I spent last night reading too many articles about terrible diseases. But I managed not to look at the vlog. Now it’s Monday morning, and I’m sitting in science with Lauren, watching Danny Trudeau.
And I’m not the only one. He’s been picked to perform an experiment in front of the class. Never in the history of school anywhere in the world has potassium permanganate been put on a dish so perfectly. The way Danny picks up a spatula is poetry. He follows instructions on the whiteboard with tiny glimpses and, without even looking properly, manages to scoop just the right amount. Danny Trudeau: Scoop Master. If this were a YouTube video, the comments section would be all heart emojis and jealous scientists saying they could do it better. They couldn’t.
“Mills,” whispers Lauren, “he’s about to add the glycerin. In a few minutes, we’ll see the fire. The true fire of Trudeau.”
This makes us both giggle a lot. I don’t know what it is, but there’s something about Danny starting a small chemical explosion that is just about taking my mind off my vlog. It has been itching around in my brain now for hours. All night. ALL day. I am desperate to see how many views we’ve had, what comments we’ve got, who has seen it, and who hasn’t seen it. Now I FINALLY have the perfect distraction. Doctor Danny and his spatula of love.
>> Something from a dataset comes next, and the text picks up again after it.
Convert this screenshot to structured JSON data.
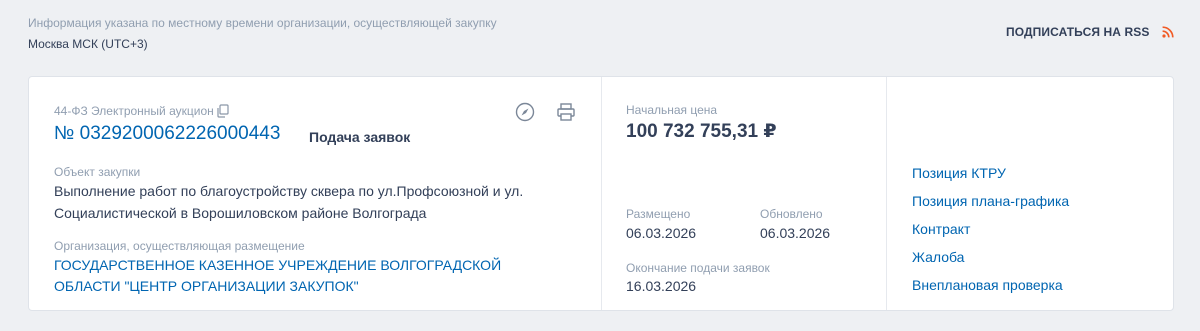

After the lesson, Lauren and I are walking behind the Canadian scientist of dreams and I realize I have the perfect opportunity to talk to him about something clever. I understand everything that just happened. I paid TOTAL attention to all of it. It’s like things have all come together to make this one moment. It’s like …
It’s like Bradley Sanderson is straight in front of my face. Completely blocking the view of Danny’s brilliant, atoms-changing body.
“I saw it,” he says. “I saw your vlog.”
There are two problems here. I really want to see Danny, but I also want to hear what Bradley thought about the vlog.
“What did you think?” I ask. I try to split my eyes to keep one on him and one on Trudeau’s magic. It doesn’t work. I just go cross-eyed.
Bradley stares at me hard. “It’s really, really … brave.”
I find this a bit worrying. The way Bradley says “brave” doesn’t make it feel like a massive compliment. In fact, it makes me feel like I’m doing something really stupid—like riding a bike over a really tall cliff with just a big shirt as a parachute.
Bradley can see my face has slightly collapsed and tries to reassure me. “No. I thought it was, like—honest and fresh. I showed my mum, and she really liked it.”
Lauren nudges me in the ribs and makes I told you so eyebrows.
“Great! Mums like it!” My sarcasm explodes with more fizz than Danny’s experiment. I feel instantly bad, though. Bradley seems almost hurt.
I go all enthusiastic. “How come you saw it? Did you go hunting for it?”
Bradley looks down and sideways and up and everywhere eyes can possibly go. “Er. No. That girl in your year who’s always posting on Instagram shared it.”
Lauren and I stare at each other.
Oh no. This is not good.
Danny has stopped to talk to someone. We walk past him. He grins in our general direction. If I wasn’t feeling so worried, I could almost think he was smiling JUST at me. But that’s the thing about my anxiety—it changes the entire world and how I see everything. He was probably just generally happy at making a small bomb that teachers approve of.
I want to go to the Zen Loo and check my phone immediately, but I can’t. I have to sit through half an hour of Mrs. Caldwell going on about binary code. I usually love Mrs. Caldwell and her amazing glasses that have interchangeable color inserts for different days of the week, but I NEED to see what Erin has said.
An Erin takedown could take me down. FOREVER.